Australian jobless rate dives in Feb as employment resurgent

Australian employment rebounded sharply in February, while the jobless rate dived far below forecasts in an emphatic sign the labour market was still tight and that recent weakness had been statistically overstated. The Australian dollar rose 0.5 per cent to $0.6622 and three-year bond futures reversed earlier gains to be off 4 ticks to 96.35. Markets trimmed the expected interest rate easing for the year from the Reserve Bank of Australia to 37 basis points from 44 bps before.

Figures from the Australian Bureau of Statistics on Thursday showed net employment jumped 116,500 in February from January when it rose a revised 15,200. Barring distortions caused by the pandemic, it was the biggest monthly gain in 10 years. Market forecasts had centred on a bounce of 40,000 as analysts suspected prior weakness was largely a statistical quirk. The jobless rate dropped to 3.7 per cent, back to the level from six months ago and down from a two-year high of 4.1 per cent.

The ABS noted a larger-than-usual number of people started working in February after the summer holiday, a change in the seasonal pattern that contributed to the recent volatile results. “These numbers have been bouncing around a lot…so I think the RBA would probably be inclined to look through this and wait for the dust to settle and therefore want to look at a few months worth of data before concluding anything,” said Shane Oliver, chief economist at AMP.

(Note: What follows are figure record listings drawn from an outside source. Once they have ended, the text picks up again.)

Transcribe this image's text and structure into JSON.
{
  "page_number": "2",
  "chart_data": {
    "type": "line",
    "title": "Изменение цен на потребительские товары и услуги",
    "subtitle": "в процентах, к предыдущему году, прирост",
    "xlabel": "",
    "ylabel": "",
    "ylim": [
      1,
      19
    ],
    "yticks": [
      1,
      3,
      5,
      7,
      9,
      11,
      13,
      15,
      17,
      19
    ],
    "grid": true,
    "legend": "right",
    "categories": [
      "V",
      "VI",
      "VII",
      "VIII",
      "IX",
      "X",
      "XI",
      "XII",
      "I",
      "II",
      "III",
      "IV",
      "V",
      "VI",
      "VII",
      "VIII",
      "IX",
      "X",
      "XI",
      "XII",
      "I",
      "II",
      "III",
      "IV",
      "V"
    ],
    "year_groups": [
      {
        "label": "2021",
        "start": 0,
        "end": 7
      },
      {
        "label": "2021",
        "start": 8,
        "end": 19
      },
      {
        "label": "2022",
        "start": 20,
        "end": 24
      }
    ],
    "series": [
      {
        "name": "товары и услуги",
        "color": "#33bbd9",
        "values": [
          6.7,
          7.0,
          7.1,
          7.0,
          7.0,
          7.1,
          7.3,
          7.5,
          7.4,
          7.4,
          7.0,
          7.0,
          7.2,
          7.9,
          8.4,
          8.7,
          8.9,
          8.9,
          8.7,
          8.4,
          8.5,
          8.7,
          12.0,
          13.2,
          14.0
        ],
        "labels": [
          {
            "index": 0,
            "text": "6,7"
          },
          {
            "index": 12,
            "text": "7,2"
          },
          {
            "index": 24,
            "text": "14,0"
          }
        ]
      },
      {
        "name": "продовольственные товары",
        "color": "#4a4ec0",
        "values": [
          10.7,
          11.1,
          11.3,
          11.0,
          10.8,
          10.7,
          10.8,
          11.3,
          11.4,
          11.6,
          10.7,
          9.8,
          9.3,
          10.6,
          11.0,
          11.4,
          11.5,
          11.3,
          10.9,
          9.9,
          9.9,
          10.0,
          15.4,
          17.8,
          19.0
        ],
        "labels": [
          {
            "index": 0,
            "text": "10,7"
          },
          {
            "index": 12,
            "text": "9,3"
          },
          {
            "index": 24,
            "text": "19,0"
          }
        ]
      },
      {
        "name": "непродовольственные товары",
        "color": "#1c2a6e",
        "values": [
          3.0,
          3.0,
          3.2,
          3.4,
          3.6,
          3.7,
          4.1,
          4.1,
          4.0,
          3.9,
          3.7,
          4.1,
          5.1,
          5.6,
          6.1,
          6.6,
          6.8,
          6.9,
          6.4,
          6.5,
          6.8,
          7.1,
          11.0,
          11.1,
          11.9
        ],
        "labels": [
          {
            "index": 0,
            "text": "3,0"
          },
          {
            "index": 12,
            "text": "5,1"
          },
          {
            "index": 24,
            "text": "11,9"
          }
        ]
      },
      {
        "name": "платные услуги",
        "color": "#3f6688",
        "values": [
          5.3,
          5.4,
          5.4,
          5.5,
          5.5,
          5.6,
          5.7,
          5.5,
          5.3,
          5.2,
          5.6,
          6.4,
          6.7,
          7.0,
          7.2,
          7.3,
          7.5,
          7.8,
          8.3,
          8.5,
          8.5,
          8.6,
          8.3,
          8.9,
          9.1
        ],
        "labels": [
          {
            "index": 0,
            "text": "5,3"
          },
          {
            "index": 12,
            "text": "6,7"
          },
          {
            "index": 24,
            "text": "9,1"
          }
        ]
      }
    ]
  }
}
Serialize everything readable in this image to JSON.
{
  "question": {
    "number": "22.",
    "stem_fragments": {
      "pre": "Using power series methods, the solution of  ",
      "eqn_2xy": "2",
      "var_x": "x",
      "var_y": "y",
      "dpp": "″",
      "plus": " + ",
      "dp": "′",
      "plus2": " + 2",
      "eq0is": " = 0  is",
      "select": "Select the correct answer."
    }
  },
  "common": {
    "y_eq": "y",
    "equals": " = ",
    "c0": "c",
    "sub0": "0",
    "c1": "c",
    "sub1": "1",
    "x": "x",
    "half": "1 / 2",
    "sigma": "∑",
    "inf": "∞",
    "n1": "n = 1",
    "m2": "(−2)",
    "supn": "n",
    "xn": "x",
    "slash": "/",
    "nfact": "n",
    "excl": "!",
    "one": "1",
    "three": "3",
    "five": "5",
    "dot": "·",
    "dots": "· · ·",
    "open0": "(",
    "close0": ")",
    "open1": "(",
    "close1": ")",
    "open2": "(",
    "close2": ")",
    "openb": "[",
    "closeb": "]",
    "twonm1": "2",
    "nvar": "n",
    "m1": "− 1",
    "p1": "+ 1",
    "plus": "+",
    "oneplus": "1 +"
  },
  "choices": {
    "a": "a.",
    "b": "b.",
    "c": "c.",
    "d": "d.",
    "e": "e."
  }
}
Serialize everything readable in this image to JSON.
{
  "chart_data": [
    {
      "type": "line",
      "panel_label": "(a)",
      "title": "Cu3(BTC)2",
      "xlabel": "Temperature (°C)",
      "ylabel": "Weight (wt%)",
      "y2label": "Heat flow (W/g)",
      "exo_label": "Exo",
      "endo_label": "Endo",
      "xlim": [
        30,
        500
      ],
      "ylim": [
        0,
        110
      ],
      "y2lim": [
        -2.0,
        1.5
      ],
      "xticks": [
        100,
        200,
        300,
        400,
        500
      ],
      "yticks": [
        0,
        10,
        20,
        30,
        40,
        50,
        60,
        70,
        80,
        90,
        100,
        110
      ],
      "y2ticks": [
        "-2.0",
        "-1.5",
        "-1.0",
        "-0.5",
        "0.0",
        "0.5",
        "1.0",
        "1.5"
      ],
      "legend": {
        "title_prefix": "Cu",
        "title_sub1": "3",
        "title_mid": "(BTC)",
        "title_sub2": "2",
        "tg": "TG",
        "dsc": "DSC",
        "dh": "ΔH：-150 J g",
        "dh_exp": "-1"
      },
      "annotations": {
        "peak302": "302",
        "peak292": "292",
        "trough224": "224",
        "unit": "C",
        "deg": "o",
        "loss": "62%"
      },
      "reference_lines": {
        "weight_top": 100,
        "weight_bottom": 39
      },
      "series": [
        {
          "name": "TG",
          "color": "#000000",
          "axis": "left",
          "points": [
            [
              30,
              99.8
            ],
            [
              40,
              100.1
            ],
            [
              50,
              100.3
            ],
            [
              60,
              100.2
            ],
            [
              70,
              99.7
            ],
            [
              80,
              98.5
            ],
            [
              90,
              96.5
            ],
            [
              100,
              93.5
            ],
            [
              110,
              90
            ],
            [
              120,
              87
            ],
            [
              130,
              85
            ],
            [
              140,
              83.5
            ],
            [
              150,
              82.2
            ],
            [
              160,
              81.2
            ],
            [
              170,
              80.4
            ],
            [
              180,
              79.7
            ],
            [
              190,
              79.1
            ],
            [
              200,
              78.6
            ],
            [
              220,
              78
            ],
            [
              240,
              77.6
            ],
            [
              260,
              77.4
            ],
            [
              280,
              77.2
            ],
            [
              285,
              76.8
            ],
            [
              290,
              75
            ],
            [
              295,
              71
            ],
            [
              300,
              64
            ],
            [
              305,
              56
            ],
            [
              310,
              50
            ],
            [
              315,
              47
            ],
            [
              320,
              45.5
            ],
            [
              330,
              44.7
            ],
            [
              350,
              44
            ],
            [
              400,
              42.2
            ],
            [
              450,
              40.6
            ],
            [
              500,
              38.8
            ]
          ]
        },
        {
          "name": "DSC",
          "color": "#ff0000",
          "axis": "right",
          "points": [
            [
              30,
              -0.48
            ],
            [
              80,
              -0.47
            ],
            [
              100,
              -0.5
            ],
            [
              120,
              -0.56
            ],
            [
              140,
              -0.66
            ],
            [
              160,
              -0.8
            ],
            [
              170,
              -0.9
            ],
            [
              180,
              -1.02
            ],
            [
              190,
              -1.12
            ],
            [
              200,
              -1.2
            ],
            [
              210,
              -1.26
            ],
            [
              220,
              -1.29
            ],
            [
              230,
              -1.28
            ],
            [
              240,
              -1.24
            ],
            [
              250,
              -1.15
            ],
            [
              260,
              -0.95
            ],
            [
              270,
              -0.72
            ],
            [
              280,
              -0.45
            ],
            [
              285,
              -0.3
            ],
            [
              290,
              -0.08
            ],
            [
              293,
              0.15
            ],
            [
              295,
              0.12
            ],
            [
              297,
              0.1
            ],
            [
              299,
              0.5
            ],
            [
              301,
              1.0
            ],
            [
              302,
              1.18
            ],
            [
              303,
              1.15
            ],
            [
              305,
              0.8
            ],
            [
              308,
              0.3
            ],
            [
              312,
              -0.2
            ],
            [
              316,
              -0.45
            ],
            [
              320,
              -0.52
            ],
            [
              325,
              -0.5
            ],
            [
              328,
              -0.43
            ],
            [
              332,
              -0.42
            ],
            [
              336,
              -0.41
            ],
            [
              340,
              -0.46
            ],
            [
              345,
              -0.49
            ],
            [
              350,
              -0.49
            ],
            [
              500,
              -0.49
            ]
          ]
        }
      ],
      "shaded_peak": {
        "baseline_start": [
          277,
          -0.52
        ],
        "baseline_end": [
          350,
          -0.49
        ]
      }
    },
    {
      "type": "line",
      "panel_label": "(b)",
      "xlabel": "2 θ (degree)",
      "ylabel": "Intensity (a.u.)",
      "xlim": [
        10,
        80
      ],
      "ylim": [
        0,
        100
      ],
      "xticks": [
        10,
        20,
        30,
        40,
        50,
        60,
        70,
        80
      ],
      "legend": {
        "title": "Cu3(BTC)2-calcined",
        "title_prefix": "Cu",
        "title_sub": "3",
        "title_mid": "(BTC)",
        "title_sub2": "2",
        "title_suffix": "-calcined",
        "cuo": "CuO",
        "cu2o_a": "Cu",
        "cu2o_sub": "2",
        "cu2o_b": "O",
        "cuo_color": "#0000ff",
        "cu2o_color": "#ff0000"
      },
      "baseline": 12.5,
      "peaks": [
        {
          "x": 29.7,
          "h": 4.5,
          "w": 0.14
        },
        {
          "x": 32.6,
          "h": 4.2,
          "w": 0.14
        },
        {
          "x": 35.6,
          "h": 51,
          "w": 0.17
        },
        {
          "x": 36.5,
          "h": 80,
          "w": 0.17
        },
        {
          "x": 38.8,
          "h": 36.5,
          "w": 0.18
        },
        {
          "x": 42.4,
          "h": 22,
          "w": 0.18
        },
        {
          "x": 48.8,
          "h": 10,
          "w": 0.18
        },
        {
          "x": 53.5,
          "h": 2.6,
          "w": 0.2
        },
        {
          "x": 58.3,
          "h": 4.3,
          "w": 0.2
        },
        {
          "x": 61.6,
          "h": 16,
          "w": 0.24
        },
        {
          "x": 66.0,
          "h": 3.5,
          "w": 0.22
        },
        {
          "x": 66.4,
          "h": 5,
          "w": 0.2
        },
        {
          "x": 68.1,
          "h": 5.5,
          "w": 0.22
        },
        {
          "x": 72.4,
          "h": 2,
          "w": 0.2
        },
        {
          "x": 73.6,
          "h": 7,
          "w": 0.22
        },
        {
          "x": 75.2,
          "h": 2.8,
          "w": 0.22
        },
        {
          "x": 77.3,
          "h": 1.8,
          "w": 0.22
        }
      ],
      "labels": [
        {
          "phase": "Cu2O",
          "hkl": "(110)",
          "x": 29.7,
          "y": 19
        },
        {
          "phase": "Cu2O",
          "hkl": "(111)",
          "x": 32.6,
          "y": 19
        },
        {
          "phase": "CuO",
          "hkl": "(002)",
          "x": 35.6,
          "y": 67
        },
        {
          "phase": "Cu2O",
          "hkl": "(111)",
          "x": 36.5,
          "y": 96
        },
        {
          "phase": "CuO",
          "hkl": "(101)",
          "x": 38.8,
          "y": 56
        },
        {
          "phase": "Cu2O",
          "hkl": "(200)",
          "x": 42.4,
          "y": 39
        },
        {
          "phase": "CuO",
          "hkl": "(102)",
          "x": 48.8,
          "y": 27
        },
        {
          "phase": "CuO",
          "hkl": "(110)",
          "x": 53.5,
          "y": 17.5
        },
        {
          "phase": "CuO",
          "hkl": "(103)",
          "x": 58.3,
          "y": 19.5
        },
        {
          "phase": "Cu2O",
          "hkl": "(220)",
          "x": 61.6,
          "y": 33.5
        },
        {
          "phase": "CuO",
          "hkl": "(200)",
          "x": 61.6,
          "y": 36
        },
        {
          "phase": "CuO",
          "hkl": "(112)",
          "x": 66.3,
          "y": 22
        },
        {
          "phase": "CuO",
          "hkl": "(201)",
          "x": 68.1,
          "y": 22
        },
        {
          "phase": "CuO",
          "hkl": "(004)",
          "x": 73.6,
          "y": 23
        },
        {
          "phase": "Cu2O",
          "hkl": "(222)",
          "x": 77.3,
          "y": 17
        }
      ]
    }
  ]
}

The surprisingly weak January figures had raised fears that the labour market could be loosening faster than expected, one reason the RBA left its cash rate unchanged on Tuesday for the third straight meeting and softened the stance by dropping the tightening bias. However, RBA Governor Michele Bullock still judged the labour market was on the tight side and said the central bank had not rule anything in or out on policy. 

“There are signs the employment market as a whole, rather than just focusing on the unemployment rate, is coming back into better balance, but maybe it’s not quite there yet,” said Bullock at her post-meeting press conference this week.

Full-time employment rose 78,200 in February. The participation rate edged up to 66.7 per cent while hours worked bounced a strong 2.8 per cent, after falling 2.5 per cent the previous month. However, the labour market is expected to loosen in the months ahead and the RBA projects the jobless rate will tick up to 4.2 per cent by June and 4.3 per cent by the end of the year. “Very strong Australian employment suggests the Reserve Bank was right to leave its rate options open,” said analysts at ING. “They will be glad they did not go further and move to an easing bias.”